Quand on perd sa culture. Meert, D’Haene, Van Nieuwenhuyze et Minne entretiennent de manière naturelle cette culture dans le vestiaire. Les nouveaux s’intègrent facilement, d’où qu’ils viennent. Quand, à l’issue d’un entraînement, je demande qu’on rassemble le matériel, une minute plus tard, tout est rangé. Zulte Waregem a toujours eu un bon vestiaire. Matthieu Verschuere était Français. Il ne parlait pas beaucoup mais il contrôlait le vestiaire. Je pense d’ailleurs que le nôtre est unique. Ernest Nfor apprécie beaucoup la façon dont il a été accueilli. Il n’y était manifestement pas habitué.

Leye va réussir à Gand

En voyant Mbaye Leye, avez-vous su qu’il serait votre nouvel avant ?

Non. Je ne le connaissais pas quand notre cellule de scouting précédente l’a présenté la saison dernière avec Barrios et Ferrera. Nous cherchions un avant et il jouait dans l’équipe B d’Amiens. Après l’entraînement, j’ai accepté son transfert. Il avait un bon niveau, il était malin et avait une mentalité de vainqueur. Il se donnait à fond et il a gagné l’appréciation des joueurs qui dominent le vestiaire.

Leye vous a-t-il déçu en partant à Gand ?

C’est une question difficile. Je suis surpris. Je n’avais encore jamais été confronté à un joueur qui refusait de jouer. Ce n’est pas notre faute si le Club a refusé de proposer plus pour lui ni si l’intérêt de Kazan ne s’est pas concrétisé et qu’il n’a pu partir en août. Leye n’avait pas besoin d’user de cette arme. C’est un garçon fantastique, un professionnel accompli avec lequel je travaillais bien mais l’argent détruit beaucoup de choses. Il y a un problème si vous gagnez cent euros ici et qu’en équipe du Sénégal, certains gagnent dix fois plus. Il a commencé à planer mais nous ne pouvons payer ce que donnent le Club ou Kazan. Or, les grandes équipes ne se sont pas précipitées. Mais je suis convaincu qu’il va réussir à Gand.

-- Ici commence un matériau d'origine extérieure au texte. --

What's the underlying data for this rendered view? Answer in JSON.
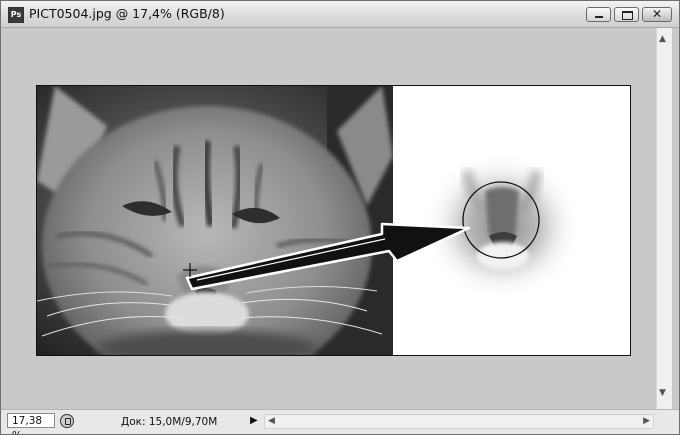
{
  "window": {
    "title": "PICT0504.jpg @ 17,4% (RGB/8)",
    "app_icon_text": "Ps",
    "close_glyph": "✕"
  },
  "status": {
    "zoom": "17,38 %",
    "doc_info": "Док: 15,0M/9,70M",
    "info_arrow": "▶"
  },
  "scroll": {
    "up": "▲",
    "down": "▼",
    "left": "◀",
    "right": "▶"
  },
  "icons": {
    "app": "photoshop-icon",
    "status": "timer-icon",
    "cursor": "crosshair-icon"
  },
  "colors": {
    "workspace": "#c9c9c9",
    "frame": "#6e6e6e",
    "canvas_border": "#111111"
  }
}
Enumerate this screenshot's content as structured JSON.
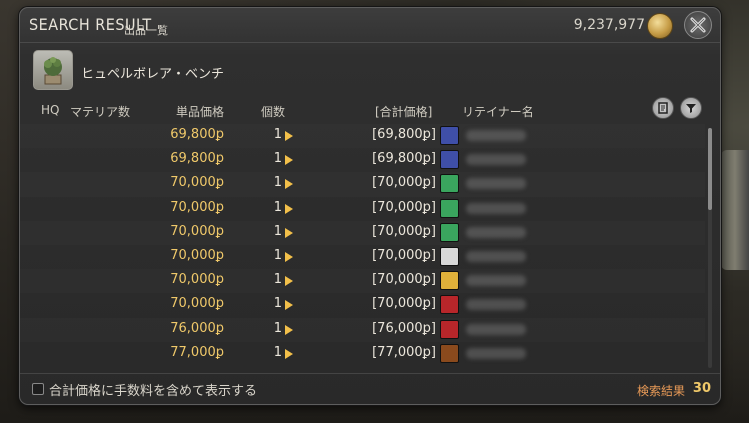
{
  "window": {
    "title": "SEARCH RESULT",
    "subtitle": "出品一覧",
    "gil": "9,237,977"
  },
  "item": {
    "name": "ヒュペルボレア・ベンチ"
  },
  "columns": {
    "hq": "HQ",
    "materia": "マテリア数",
    "unit_price": "単品価格",
    "quantity": "個数",
    "total": "[合計価格]",
    "retainer": "リテイナー名"
  },
  "rows": [
    {
      "price": "69,800ꝑ",
      "qty": "1",
      "total": "[69,800ꝑ]",
      "city_icon": "red-blue-crest-icon",
      "city_color": "#3f4fa8"
    },
    {
      "price": "69,800ꝑ",
      "qty": "1",
      "total": "[69,800ꝑ]",
      "city_icon": "red-blue-crest-icon",
      "city_color": "#3f4fa8"
    },
    {
      "price": "70,000ꝑ",
      "qty": "1",
      "total": "[70,000ꝑ]",
      "city_icon": "green-swirl-icon",
      "city_color": "#3aa55e"
    },
    {
      "price": "70,000ꝑ",
      "qty": "1",
      "total": "[70,000ꝑ]",
      "city_icon": "green-swirl-icon",
      "city_color": "#3aa55e"
    },
    {
      "price": "70,000ꝑ",
      "qty": "1",
      "total": "[70,000ꝑ]",
      "city_icon": "green-swirl-icon",
      "city_color": "#3aa55e"
    },
    {
      "price": "70,000ꝑ",
      "qty": "1",
      "total": "[70,000ꝑ]",
      "city_icon": "white-spiral-icon",
      "city_color": "#d8d8d8"
    },
    {
      "price": "70,000ꝑ",
      "qty": "1",
      "total": "[70,000ꝑ]",
      "city_icon": "yellow-key-icon",
      "city_color": "#e0b13a"
    },
    {
      "price": "70,000ꝑ",
      "qty": "1",
      "total": "[70,000ꝑ]",
      "city_icon": "red-tower-icon",
      "city_color": "#b8262a"
    },
    {
      "price": "76,000ꝑ",
      "qty": "1",
      "total": "[76,000ꝑ]",
      "city_icon": "red-tower-icon",
      "city_color": "#b8262a"
    },
    {
      "price": "77,000ꝑ",
      "qty": "1",
      "total": "[77,000ꝑ]",
      "city_icon": "orange-scale-icon",
      "city_color": "#8a4a1d"
    }
  ],
  "footer": {
    "checkbox_label": "合計価格に手数料を含めて表示する",
    "result_label": "検索結果",
    "result_count": "30"
  }
}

Avez-vous paniqué au départ de Leye ? Vous n’aviez déjà pas beaucoup d’attaquants et vous perdiez aussi Barrios et Chapi.

Désolé mais dans un noyau de 24, on ne peut conserver quatre joueurs dépourvus de rendement. Après Malines, je n’étais quand même pas à l’aise. Heureusement que nous avions Nfor. L’avant-dernier jour du mercato, le père de Chris Makiese m’a téléphoné, expliquant que son fils voulait quitter Charleroi et aimerait jouer ici. Un cadeau du ciel ! Nous avions déjà brièvement discuté en été. Nous comptions l’engager l’été suivant.

Bossut est bon dans le but mais vous avez pris une décision dangereuse en ne prolongeant pas le contrat de Geert De Vlieger, non ?

Geert aurait pu rester un an de plus mais nous avions décelé le potentiel de Bossut depuis deux ans, à Newcastle et à l’entraînement. J’ai pris un risque calculé. Avant le déplacement à Malines, je lui ai raconté une histoire : quelqu’un doit traverser une rivière remplie de crocodiles pour rejoindre la terre promise. Il n’arrivait pas à franchir le dernier cap. Je lui ai dit que s’il n’y parvenait pas, les crocodiles lui arracheraient un pied. Il a arrêté un penalty à Malines. Il était lancé. Nos supporters l’ont sifflé un moment, mais cela ne m’a pas fait douter. L’année dernière, Roelandts a été hué par nos propres supporters. Je ne l’ai pas retiré. Il faut parfois donner un coup de pouce aux joueurs. Il n’aurait pas été correct de laisser Bossut sur le banc un an de plus. Maintenant, il émarge au top trois en Belgique.

Avez-vous été surpris que Zulte Waregem se retrouve cinquième la semaine passée ?

Non. Je dis depuis des semaines que Zulte Waregem n’a jamais eu un groupe aussi talentueux. Le Club Bruges n’a pas un joueur du profil de Roelandts pour l’instant. Je le motive jour après jour en répétant que ce n’est pas Karel Geraerts mais c’est lui qui devrait être au Club…

Pourquoi brillez-vous contre les ténors et peinez-vous contre les équipes plus médiocres ?

Aucune idée. Nous avons préparé le match du premier tour contre Anderlecht comme le match contre Tubize. Nous avons un concept mais beaucoup de joueurs sont devenus assez souples pour l’aménager dans certaines situations. Avant, nous n’aurions pu battre Anderlecht 4-0 car à 1-0, nous devions nous défendre bec et ongles. Notre organisation actuelle nous permet de monter régulièrement.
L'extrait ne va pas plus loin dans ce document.